Елизавета . О да! Быть может, вы взглянете на меня? Я очень похожа, ваше сиятельство, на дочь трактирщика или булочника?
Голицын . Поверьте, сударыня, что нелегко уследить все ваши передвижения. Когда, спасаясь от заимодавцев, вы выехали из Киля в Берлин, вы были девицею Франк. А в Генте вы уже назывались Шель. Засим, в туманном Альбионе, сиречь в Лондоне, вы появились под именем госпожи Тремуй. После чего своим посещением вы осчастливили Париж. Здесь вы явились уже персианкой, прозываясь Али-Эмете.
Елизавета . Так меня называли в Персии, где я воспитывалась.
Голицын . Натурально. Когда персианка образовалась, она отвергла имя Востока и стала Алиною. После чего она обратила огненный взор свой на наше северное отечество.
Елизавета . Мое сегодняшнее положение отлично доказывает, князь, что я была вынуждена принимать разумные меры, чтобы укрыться от лютой злобы моих преследователей.
Голицын . Но тогда из каких же причин вы перестали быть Алиной и даже принцессой Володимирской? Какая нужда побудила вас наречься дочерью ее величества почившей Елизаветы Петровны?
Елизавета . А та нужда, что царская дочь не властна над своей судьбой. Однажды наступает тот день, когда она уж не смеет таиться и дале скрывать свои права.
Голицын . Безумная женщина, вы упорствуете. Бог свидетель, что я хотел избавить вас от лишних страданий. Я мучусь с вами четвертый день. Извольте. Я вас препоручаю Степану Иванычу. Когда одумаетесь, дайте мне знать.
Елизавета . Ваше сиятельство, благоволите передать ее величеству, что я прошу ее об аудиенции.
Голицын . Вы сошли с ума. (Уходит.)
Шешковский . Егорушка!
Входит солдат.
Завари чайку. Да травки моей подсыпь побольше. Ох, ломит косточки, ох, беда. Был я, сударыня, в Божьем храме, покамест поклоны клал, прохватило. Второй уж день не разогнусь. И делом заняться несподручно. Прогневал Творца, а чем, не ведаю.
Елизавета . Молчите, я не хочу вас слушать.

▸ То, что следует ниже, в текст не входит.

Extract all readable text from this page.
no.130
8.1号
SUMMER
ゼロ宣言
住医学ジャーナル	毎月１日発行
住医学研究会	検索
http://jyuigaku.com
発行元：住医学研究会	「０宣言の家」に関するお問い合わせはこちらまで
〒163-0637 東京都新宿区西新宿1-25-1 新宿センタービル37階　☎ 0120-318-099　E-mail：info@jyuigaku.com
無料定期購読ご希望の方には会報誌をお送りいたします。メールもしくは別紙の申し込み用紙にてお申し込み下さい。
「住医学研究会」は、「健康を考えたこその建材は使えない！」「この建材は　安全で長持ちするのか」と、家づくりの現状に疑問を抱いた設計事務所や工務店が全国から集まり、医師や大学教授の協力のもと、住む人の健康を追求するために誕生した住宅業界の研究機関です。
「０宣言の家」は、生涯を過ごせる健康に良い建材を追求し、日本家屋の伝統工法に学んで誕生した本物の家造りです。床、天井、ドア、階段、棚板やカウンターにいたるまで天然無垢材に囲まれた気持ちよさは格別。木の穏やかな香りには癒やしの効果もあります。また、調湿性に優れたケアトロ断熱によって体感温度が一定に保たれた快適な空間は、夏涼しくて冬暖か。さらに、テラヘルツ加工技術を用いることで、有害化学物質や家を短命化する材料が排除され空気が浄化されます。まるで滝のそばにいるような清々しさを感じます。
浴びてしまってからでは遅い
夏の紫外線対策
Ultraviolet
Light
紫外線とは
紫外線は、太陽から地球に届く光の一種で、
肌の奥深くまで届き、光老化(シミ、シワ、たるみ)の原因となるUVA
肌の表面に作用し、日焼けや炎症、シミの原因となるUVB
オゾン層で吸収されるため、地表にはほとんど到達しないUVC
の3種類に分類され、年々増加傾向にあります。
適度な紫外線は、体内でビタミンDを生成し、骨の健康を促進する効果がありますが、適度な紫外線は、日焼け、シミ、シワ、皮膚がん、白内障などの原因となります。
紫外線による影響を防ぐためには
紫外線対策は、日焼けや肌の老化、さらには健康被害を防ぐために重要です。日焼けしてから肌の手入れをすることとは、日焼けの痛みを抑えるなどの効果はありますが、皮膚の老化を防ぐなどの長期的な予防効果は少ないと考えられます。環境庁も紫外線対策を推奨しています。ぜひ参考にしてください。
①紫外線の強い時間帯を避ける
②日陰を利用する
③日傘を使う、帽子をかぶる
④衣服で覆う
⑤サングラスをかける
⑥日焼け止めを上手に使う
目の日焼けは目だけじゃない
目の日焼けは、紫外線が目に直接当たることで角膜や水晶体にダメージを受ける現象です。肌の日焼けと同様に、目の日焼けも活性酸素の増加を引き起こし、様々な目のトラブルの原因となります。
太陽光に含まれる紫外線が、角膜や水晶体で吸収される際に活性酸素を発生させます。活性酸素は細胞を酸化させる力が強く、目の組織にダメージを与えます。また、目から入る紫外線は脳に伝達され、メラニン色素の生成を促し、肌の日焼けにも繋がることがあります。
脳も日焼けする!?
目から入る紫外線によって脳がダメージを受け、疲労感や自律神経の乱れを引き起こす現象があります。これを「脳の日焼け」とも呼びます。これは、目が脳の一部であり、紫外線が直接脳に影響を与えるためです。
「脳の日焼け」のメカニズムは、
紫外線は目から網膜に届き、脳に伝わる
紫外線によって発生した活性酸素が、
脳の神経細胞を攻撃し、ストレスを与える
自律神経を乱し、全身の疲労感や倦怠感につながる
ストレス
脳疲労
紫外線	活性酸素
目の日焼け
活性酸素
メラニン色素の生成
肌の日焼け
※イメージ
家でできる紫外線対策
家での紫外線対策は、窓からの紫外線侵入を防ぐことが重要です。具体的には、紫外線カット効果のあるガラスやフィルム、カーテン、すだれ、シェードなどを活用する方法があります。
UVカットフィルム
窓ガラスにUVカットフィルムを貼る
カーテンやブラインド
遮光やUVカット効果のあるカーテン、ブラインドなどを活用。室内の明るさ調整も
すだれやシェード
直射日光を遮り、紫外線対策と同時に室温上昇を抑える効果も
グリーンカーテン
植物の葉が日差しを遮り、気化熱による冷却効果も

Шешковский . Сударыня, его сиятельство князь мягок сердцем. Высокое имя. Старинный род. Кругом благородство. А я, голубушка, из приказных. Был мальчонкой на побегушках, был копиист, а вот, однако ж, стал и обер-секретарем. Всего достигнул одним смирением и твердым исполненьем обязанностей. Вон вы, голубушка, замахнулись на царское имя. Это просто. А вот царское дело – трудно. Царское дело – копить и множить. Из всех царей достойнейшим был Иван Калита, земля ему пухом. Не спеша прикупал деревеньки. Мало-помалу и преуспел.
Елизавета . Доставьте ко мне мою служанку. Где мои слуги? Они у вас?

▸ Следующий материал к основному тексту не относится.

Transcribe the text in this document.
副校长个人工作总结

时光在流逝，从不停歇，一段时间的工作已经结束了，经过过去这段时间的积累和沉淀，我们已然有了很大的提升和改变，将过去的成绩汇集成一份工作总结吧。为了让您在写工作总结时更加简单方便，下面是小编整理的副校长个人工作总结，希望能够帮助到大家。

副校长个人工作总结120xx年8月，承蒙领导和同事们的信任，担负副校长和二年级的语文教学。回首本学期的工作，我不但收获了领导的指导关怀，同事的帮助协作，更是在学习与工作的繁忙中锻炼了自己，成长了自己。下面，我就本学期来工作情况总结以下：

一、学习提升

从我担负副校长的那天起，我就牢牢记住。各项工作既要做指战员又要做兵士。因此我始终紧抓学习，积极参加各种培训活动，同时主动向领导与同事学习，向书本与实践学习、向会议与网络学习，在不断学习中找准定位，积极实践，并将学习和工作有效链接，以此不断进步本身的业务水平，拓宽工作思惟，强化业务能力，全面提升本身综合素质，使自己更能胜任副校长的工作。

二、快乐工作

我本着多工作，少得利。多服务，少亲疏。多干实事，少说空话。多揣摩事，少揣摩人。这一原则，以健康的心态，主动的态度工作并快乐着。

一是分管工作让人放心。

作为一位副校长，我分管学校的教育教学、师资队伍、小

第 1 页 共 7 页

Шешковский . Все здесь, сударыня, и слуги, и барышня ваша Франциска Мешед, и польские ваши приятели тоже. Всем места хватит, всех примут, всех. Здесь приют и конец скитаний.
Солдат вносит чай.
Егорушка, спаси тя Господь. (Отхлебывает.) Вкусен чаек, а все – моя травка. Только сыпать ее с умом. Ступай.
Солдат уходит.
Вот и полегче стало. Ну что же, приступим, перекрестясь.

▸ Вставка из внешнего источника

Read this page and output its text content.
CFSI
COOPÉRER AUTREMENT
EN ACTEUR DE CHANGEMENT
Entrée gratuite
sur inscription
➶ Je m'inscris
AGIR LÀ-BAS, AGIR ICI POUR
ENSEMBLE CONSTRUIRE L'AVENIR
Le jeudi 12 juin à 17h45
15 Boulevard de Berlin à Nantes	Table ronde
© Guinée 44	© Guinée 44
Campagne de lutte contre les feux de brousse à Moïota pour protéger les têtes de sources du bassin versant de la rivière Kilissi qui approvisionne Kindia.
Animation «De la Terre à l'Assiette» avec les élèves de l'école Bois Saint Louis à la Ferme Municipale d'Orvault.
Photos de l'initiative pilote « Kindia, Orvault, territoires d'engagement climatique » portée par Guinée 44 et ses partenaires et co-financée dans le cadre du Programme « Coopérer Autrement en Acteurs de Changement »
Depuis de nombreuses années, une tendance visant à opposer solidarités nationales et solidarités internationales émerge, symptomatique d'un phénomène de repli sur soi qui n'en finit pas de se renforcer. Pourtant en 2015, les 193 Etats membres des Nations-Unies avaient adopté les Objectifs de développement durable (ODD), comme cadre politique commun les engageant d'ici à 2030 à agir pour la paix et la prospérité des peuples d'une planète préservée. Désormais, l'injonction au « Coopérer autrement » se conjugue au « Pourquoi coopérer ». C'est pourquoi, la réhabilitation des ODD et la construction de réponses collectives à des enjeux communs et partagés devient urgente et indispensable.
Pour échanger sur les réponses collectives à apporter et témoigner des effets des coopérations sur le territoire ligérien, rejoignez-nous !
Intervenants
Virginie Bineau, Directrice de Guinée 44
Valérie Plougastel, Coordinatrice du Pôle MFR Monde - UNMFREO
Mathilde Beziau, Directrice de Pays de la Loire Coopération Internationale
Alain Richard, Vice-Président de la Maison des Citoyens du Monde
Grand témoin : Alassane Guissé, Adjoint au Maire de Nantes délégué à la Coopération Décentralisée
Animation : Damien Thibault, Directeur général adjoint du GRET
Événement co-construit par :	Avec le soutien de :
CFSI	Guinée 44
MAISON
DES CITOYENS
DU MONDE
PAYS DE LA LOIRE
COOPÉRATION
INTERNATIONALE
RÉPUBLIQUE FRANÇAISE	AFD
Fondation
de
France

Елизавета . Что это? В ваших руках – кнут? И вы дерзнете ударить женщину?
Шешковский . Мужчина, женщина – все едино. Все Божьи твари, ангел вы мой. И кнут от Бога. Чрез него смирению учимся. А смиреньем достигаем спасенья души. Гордыня-то к добру не приводит. От гордыни рушились царства. А про смертного человека нечего даже и говорить. Смертный человек, он ведь глуп. Мнит себя чуть не Богу равным. Тут-то его кнутом и хлестнуть. Чтоб помнил: нет, ты не Бог, но прах. Ты червь! А коли червь – пресмыкайся. Глядишь, и просветленье приходит. И к небу мыслями обращен. Плоть страждет, а дух ликует.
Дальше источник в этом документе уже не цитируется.